A static member is stored per thread. If you want a global that's shared between all threads, you need to make it shared. But the result may not be what you are looking for, shared can cause difficulty if your code wasn't written to deal with it (and a lot of code isn't).

Well, the only reason I use multithreading is this:
https://forum.dlang.org/thread/cfrtilrtbahollmaz...@forum.dlang.org

So, even if my code is not really shared designed, this doesn't matter, as I wait for "the other" thread to end (or interrupt it). So, marking the model as shared is already a workaround, for being able to pass it to another thread, which I don't really need. However, now, if also all components of the model have to be marked shared, the workaround has to grow and expands over all components (?). This is the reason for this question...
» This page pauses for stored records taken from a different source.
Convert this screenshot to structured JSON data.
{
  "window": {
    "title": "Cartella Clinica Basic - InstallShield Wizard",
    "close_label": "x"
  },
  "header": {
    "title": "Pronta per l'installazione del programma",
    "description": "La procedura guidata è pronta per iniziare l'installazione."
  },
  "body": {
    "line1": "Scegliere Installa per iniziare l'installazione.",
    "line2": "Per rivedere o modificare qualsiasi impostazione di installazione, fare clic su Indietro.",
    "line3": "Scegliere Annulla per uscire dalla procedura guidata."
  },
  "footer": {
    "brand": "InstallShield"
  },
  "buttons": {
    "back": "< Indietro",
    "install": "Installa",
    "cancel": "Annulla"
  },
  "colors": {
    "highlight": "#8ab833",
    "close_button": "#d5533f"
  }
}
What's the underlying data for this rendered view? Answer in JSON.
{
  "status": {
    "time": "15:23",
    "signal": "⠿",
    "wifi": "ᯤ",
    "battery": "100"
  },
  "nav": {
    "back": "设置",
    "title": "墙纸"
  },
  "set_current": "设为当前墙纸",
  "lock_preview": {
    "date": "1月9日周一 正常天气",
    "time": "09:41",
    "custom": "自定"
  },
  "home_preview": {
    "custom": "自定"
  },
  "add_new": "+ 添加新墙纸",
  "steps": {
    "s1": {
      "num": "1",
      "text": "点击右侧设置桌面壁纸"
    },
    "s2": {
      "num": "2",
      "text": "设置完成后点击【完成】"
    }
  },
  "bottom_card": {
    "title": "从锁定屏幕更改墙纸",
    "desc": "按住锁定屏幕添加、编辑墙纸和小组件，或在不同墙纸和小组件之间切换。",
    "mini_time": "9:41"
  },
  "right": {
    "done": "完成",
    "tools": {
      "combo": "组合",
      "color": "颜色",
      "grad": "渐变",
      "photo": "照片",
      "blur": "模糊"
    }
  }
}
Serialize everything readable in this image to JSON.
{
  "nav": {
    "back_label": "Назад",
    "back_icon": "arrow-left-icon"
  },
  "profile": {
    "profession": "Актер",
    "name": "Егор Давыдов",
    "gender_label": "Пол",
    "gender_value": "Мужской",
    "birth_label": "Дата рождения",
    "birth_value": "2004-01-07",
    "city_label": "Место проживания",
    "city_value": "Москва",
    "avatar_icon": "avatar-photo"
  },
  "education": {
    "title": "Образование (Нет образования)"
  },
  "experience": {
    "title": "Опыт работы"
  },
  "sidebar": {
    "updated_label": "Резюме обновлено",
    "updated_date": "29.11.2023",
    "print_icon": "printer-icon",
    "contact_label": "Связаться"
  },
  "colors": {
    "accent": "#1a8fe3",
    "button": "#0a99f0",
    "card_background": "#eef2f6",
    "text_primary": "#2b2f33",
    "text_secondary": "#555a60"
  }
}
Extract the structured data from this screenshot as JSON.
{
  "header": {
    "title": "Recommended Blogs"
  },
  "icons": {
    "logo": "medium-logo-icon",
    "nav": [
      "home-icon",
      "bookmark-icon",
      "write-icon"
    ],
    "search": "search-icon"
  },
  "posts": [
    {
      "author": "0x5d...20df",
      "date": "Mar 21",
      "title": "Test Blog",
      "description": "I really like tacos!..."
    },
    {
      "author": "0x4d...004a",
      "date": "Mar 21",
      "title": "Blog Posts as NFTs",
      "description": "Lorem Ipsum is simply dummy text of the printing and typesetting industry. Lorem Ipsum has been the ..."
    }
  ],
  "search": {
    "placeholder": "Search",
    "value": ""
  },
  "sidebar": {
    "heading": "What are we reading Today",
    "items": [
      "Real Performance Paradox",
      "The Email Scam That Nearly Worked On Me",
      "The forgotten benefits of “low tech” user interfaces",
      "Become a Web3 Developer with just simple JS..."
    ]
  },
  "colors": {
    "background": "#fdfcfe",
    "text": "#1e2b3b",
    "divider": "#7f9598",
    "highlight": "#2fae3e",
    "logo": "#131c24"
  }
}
Well, if you want to run calculations in another thread, then send the result back to the original, you may be better off sending the state needed for the calculation to the worker thread, and receiving the result back via the messaging system. It's really hard to know the requirements with such toy examples, so maybe that's not workable for you.

What it seems like you need is a way to run the calculations in a separate thread. But with multiple threads comes all the dangers of concurrency and races. So you have to be very careful about how you design this.

At this point, std.concurrency does not have the ability to safely pass mutable data to another thread without it being shared.

Note that if you want to do it without safety in place, you can use the Thread class in core.thread which has no requirements for data to be immutable or shared. But you have to be even more careful about how you access the data.